Soil testing involves the analysis of soil samples to determine their characteristics, such as texture, stability, plant nutrients, fertility, acidity or alkalinity, or toxicities and contaminants. The results from soil testing can be important for many purposes, ranging from agricultural and horticultural productivity through geotechnical and engineering to environmental forensics. Soil tests can answer a variety of questions, such as:
- Does this soil have the right properties to grow a profitable crop, sustain livestock, or for revegetation after development or disturbance?
- What fertiliser or ameliorants should I apply, and how much, to get the best yields for my crops without contaminating the soil?
- Will building foundations or engineered soil structures such as dams or banks remain stable if I build them out of this soil material?
- Does this soil present an environmental hazard because of its unusual characteristics, such as salinity or Acid Sulfate Soil potential?

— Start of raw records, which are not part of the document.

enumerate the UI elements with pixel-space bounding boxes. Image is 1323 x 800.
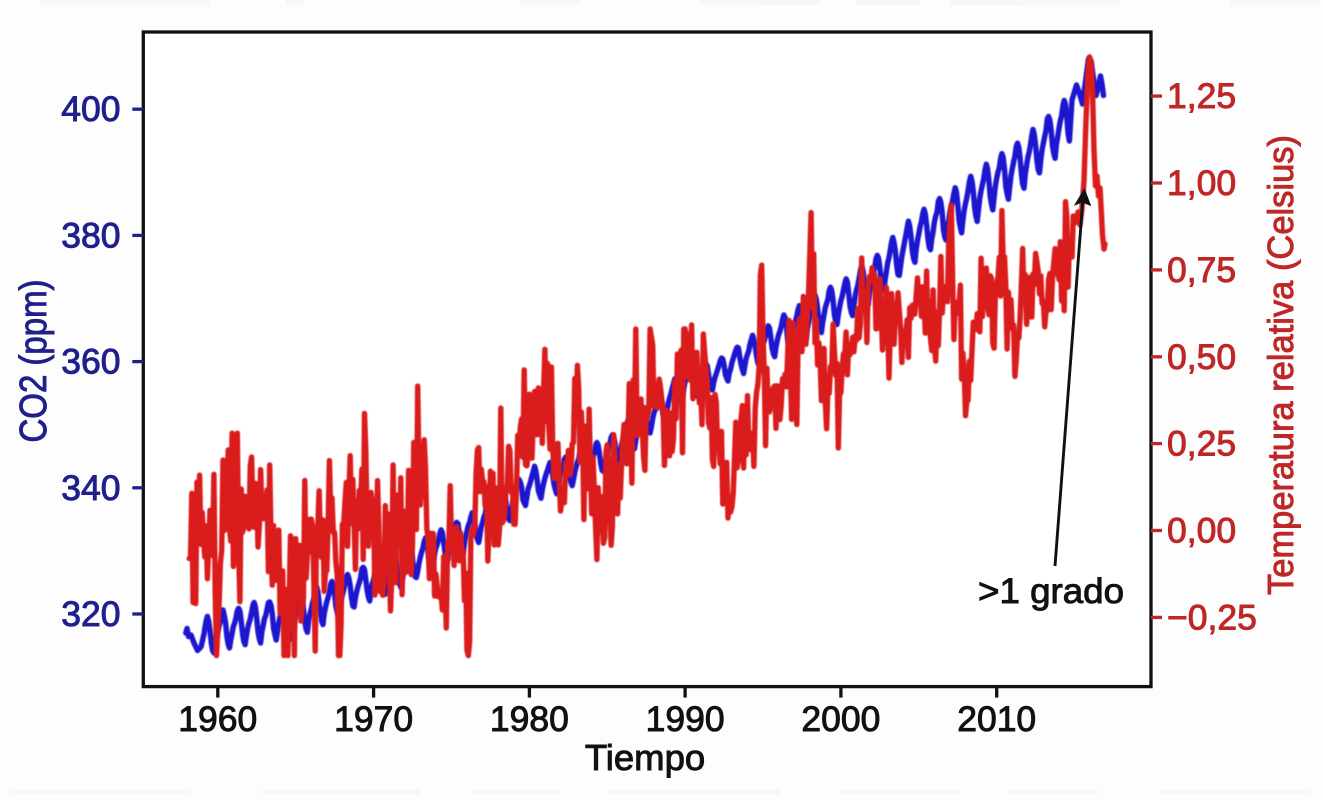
svg-text:2010: 2010	[957, 699, 1036, 739]
svg-text:1990: 1990	[646, 699, 725, 739]
svg-text:320: 320	[61, 594, 120, 634]
svg-text:2000: 2000	[801, 699, 880, 739]
svg-text:1,25: 1,25	[1167, 76, 1236, 116]
svg-text:400: 400	[61, 89, 120, 129]
svg-text:1970: 1970	[334, 699, 413, 739]
svg-text:0,50: 0,50	[1167, 337, 1236, 377]
svg-text:0,75: 0,75	[1167, 250, 1236, 290]
svg-text:−0,25: −0,25	[1167, 597, 1257, 637]
svg-text:0,25: 0,25	[1167, 424, 1236, 464]
svg-text:>1 grado: >1 grado	[978, 571, 1124, 611]
svg-text:Temperatura relativa (Celsius): Temperatura relativa (Celsius)	[1260, 135, 1301, 595]
svg-text:1,00: 1,00	[1167, 163, 1236, 203]
svg-text:380: 380	[61, 215, 120, 255]
svg-text:CO2 (ppm): CO2 (ppm)	[13, 280, 55, 443]
svg-text:340: 340	[61, 468, 120, 508]
svg-text:360: 360	[61, 342, 120, 382]
svg-text:0,00: 0,00	[1167, 511, 1236, 551]
svg-text:Tiempo: Tiempo	[585, 737, 705, 778]
svg-text:1960: 1960	[178, 699, 257, 739]
svg-text:1980: 1980	[490, 699, 569, 739]
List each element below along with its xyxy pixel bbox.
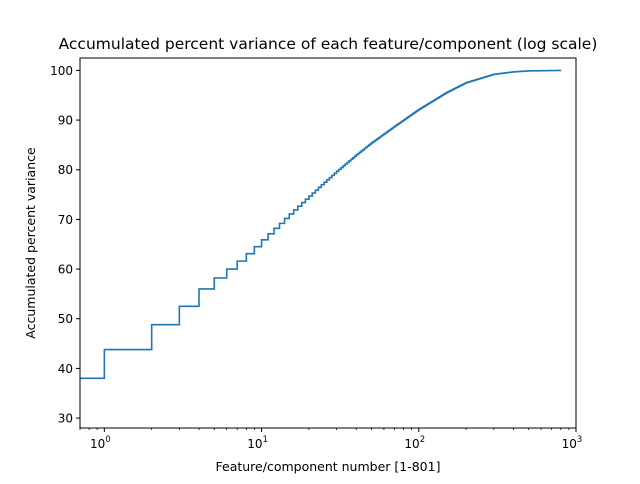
y-tick-label: 80 [58,163,73,177]
x-axis: 100 101 102 103 [79,428,583,451]
plot-frame [79,57,577,429]
y-tick-label: 90 [58,114,73,128]
y-axis-label: Accumulated percent variance [23,147,38,339]
x-tick-label: 100 [90,435,111,451]
plot-area [79,57,577,429]
x-tick-label: 101 [247,435,268,451]
x-tick-label: 103 [562,435,583,451]
y-axis: 30 40 50 60 70 80 90 100 [50,64,80,426]
y-tick-label: 70 [58,213,73,227]
x-tick-label: 102 [404,435,425,451]
y-tick-label: 100 [50,64,73,78]
chart-title: Accumulated percent variance of each fea… [59,35,598,53]
x-axis-label: Feature/component number [1-801] [216,459,441,474]
series-line [80,69,562,380]
y-tick-label: 40 [58,362,73,376]
y-tick-label: 30 [58,412,73,426]
y-tick-label: 60 [58,263,73,277]
y-tick-label: 50 [58,312,73,326]
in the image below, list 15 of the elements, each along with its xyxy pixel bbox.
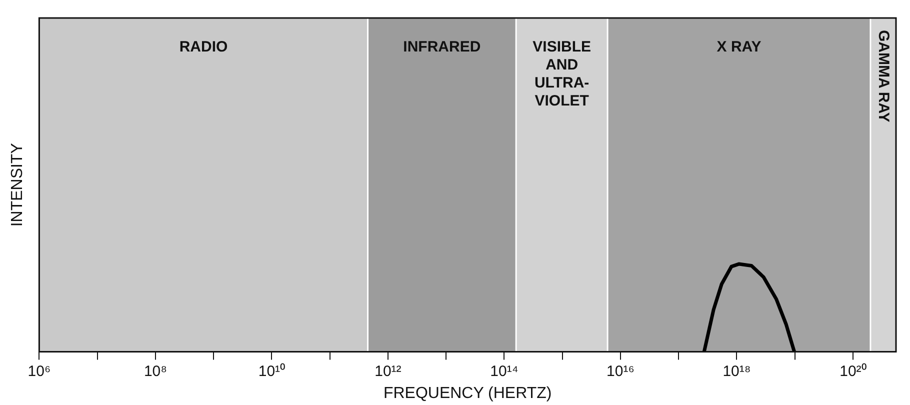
x-tick-label: 10⁸ xyxy=(144,362,167,380)
x-tick-label: 10¹⁴ xyxy=(490,362,518,380)
band-label: RADIO xyxy=(179,38,228,56)
x-tick-label: 10¹⁰ xyxy=(258,362,286,380)
band-label: GAMMA RAY xyxy=(875,30,892,122)
x-tick-label: 10¹⁶ xyxy=(606,362,634,380)
band-label: INFRARED xyxy=(403,38,481,56)
y-axis-title: INTENSITY xyxy=(9,142,26,227)
x-tick-label: 10⁶ xyxy=(28,362,51,380)
x-tick-label: 10¹⁸ xyxy=(722,362,751,380)
x-axis-title: FREQUENCY (HERTZ) xyxy=(383,384,552,402)
x-tick-label: 10¹² xyxy=(374,362,402,380)
x-tick-label: 10²⁰ xyxy=(840,362,866,380)
band-label: X RAY xyxy=(716,38,762,56)
band-label: VISIBLE AND ULTRA-VIOLET xyxy=(532,38,591,110)
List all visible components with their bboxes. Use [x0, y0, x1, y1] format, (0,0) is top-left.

- Is this soil vulnerable to erosion by wind or water, and will it cause a downstream water pollution or sedimentation risk?
- Does this soil represent a health hazard due to contamination with noxious chemicals or pollutants, such as lead, herbicides or pesticides?
The Department of Planning, Industry and Environment manages many thousands of soil test results from across New South Wales in the NSW Soil and Land Information System (SALIS), and makes them available through eSPADE.
The Department of Planning, Industry and Environment operates the soil and water environmental laboratory, a general purpose soil and water testing laboratory and archive, located at Yanco, as well as specialised forensic services at Lidcombe.